En conclusion, le CPE est une très mauvaise solution à de vrais problèmes économiques et sociaux de notre pays. C’est aussi un choix idéologique contestable puisqu’il s’inscrit dans une volonté de dérégulation et de déconstruction de la puissance publique. La méthode utilisée pour le faire passer (aucune concertation préalable - procédure d’urgence - usage du 49-3) témoigne aussi du peu de considération et de respect de ce gouvernement à l’égard des acteurs économiques et sociaux d’une part et de la jeunesse d’autre part. Pas étonnant dans ces conditions que la crispation débouche sur le confit.
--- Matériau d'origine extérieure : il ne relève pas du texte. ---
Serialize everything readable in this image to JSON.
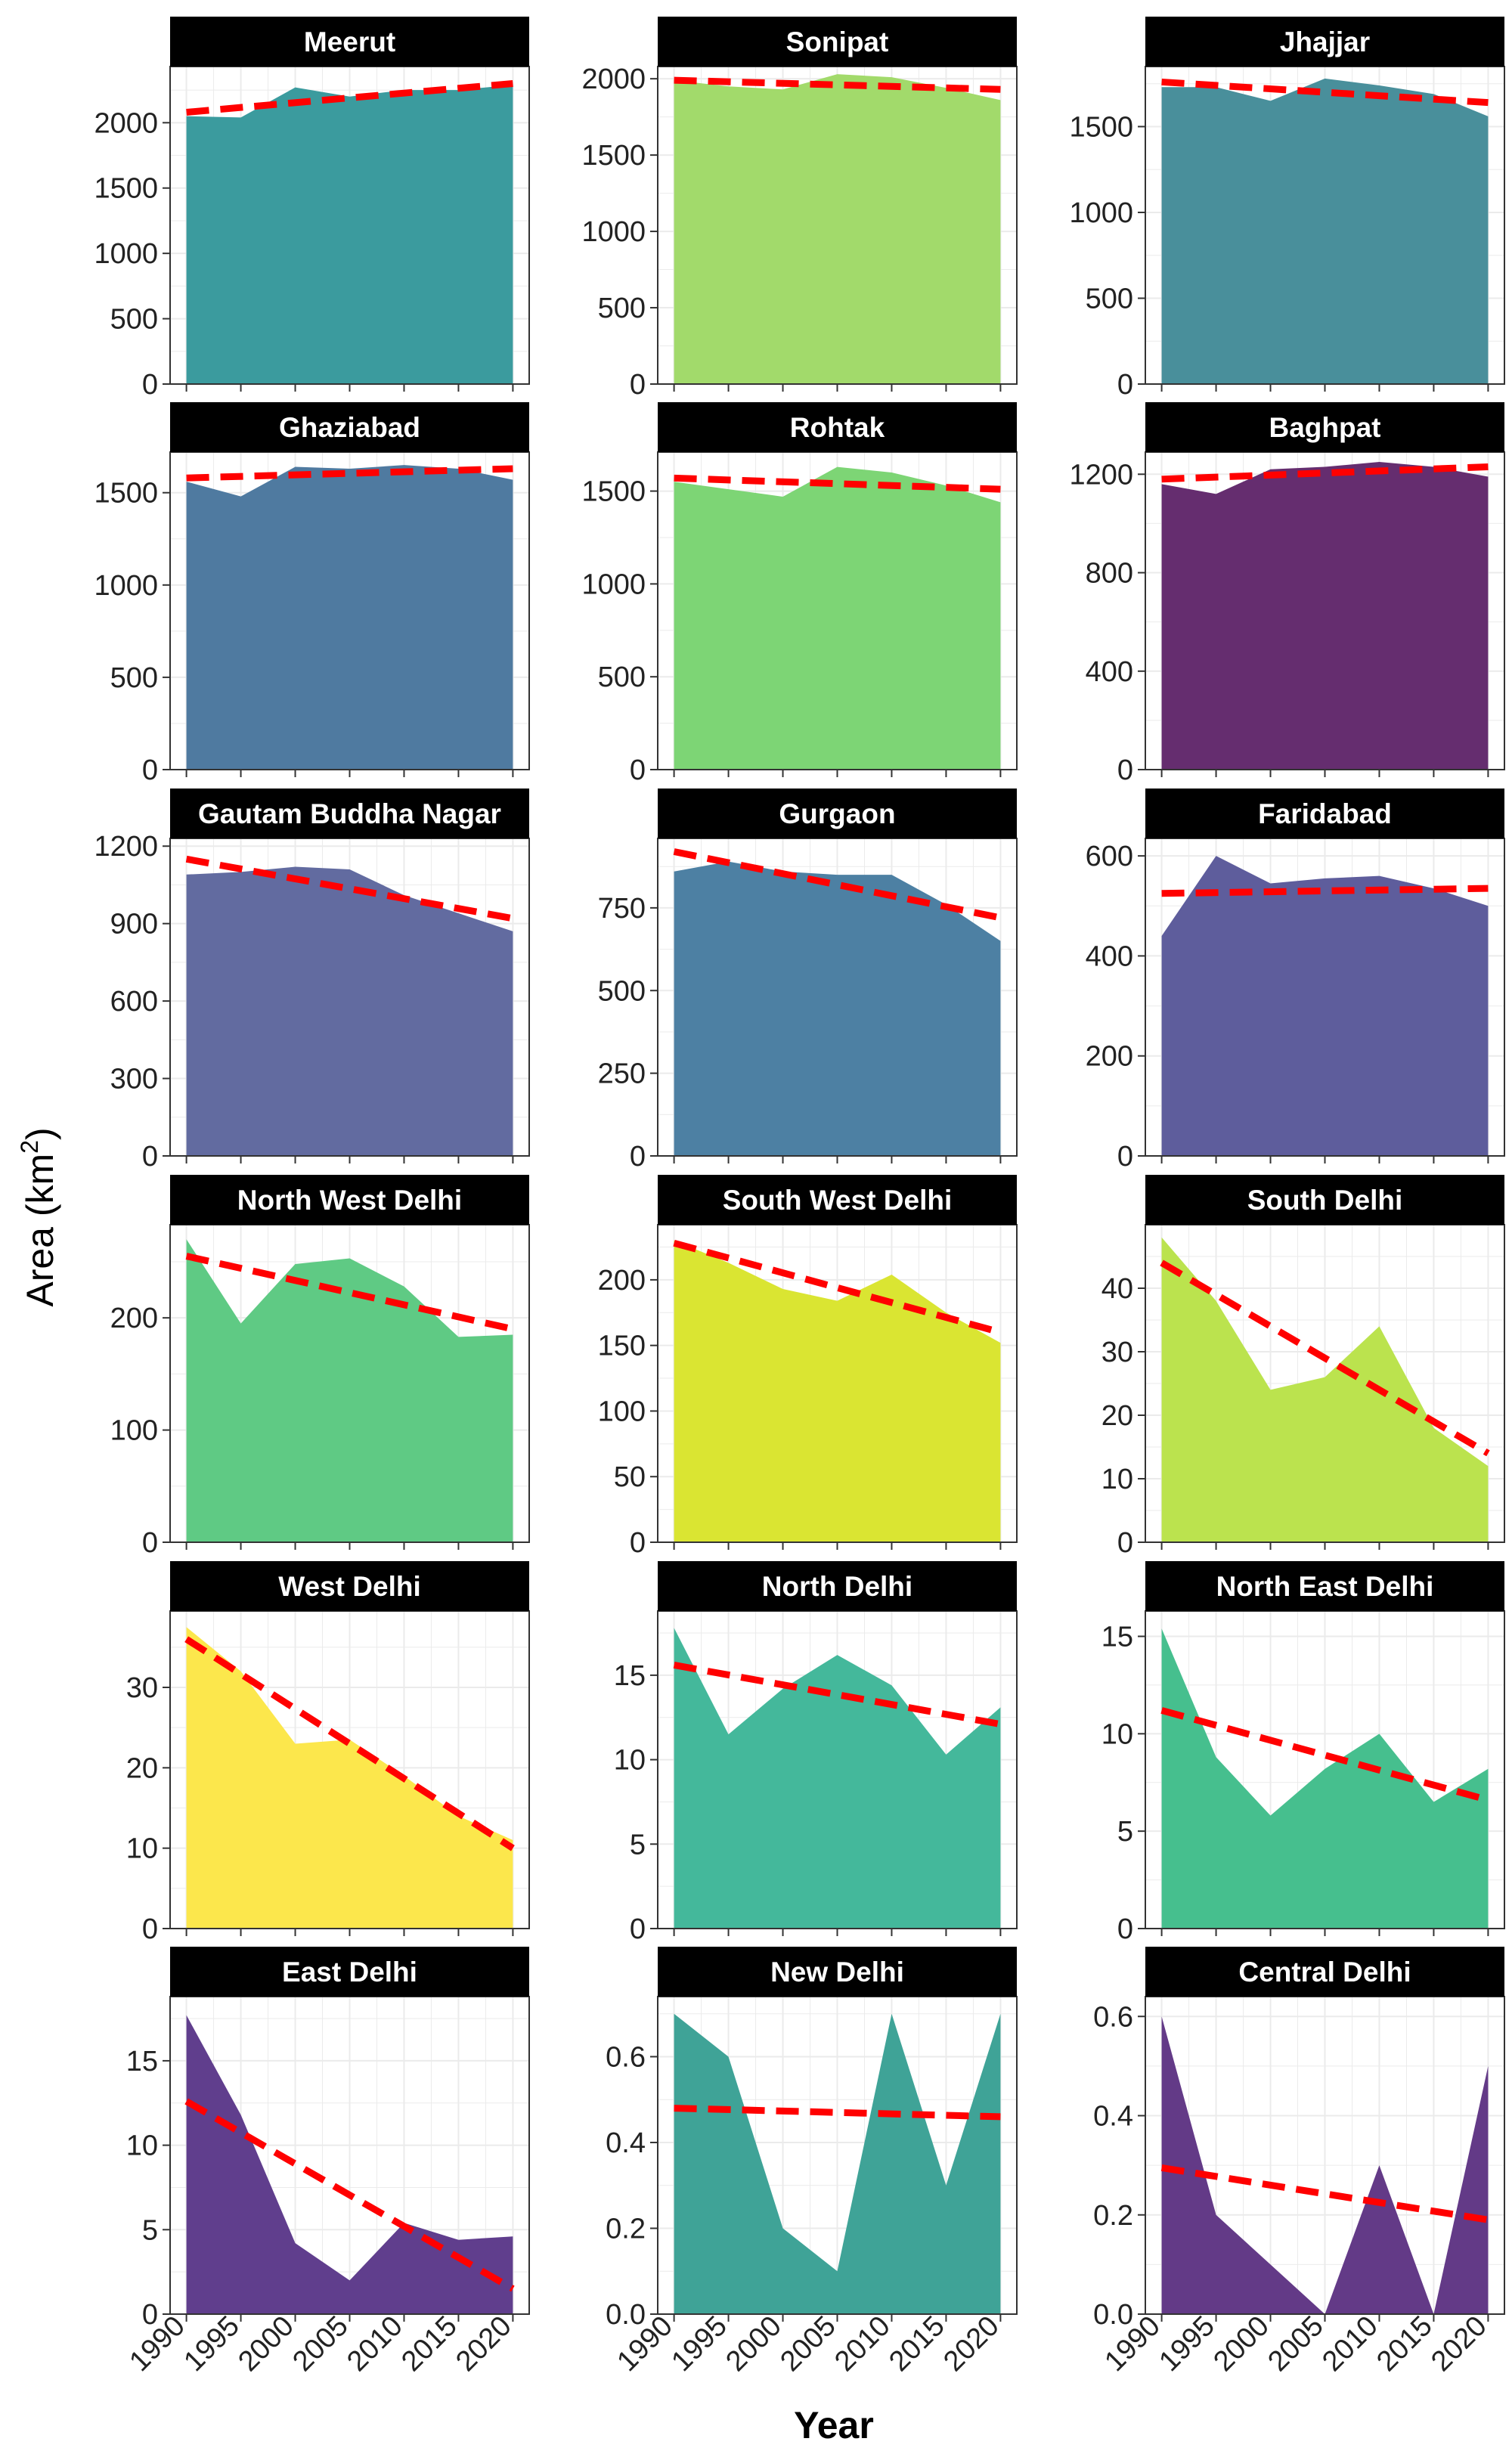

J’ose encore espérer que le conflit n’aboutira pas à l’affrontement mais l’autisme des uns - pour des raisons plus politiciennes que politiques - et le désespoir des jeunes qui s’est déjà manifesté lors des manifestations des stagiaires par exemple m’inquiètent. Il est aussi de notre responsabilité d’adulte de montrer aux jeunes qu’il existe d’autres voies que celle de la soumission -flexibilité subie - imposée aujourd’hui par un système économique uniquement fondé sur la rentabilité à court terme (une des causes de la recherche d’une flexibilité toujours accrue et de son transfert des grandes vers les petites entreprises, des entreprises vers le salarié en bout de chaîne), qui est d’ailleurs aussi remis en cause par des dirigeants et des économistes issus de l’entreprise (cf. derniers livres de Patrick Artus, directeur des études économiques à la Caisse des Dépôts, Jean Peyrelevade, ancien dirigeant du Crédit Lyonnais, ...).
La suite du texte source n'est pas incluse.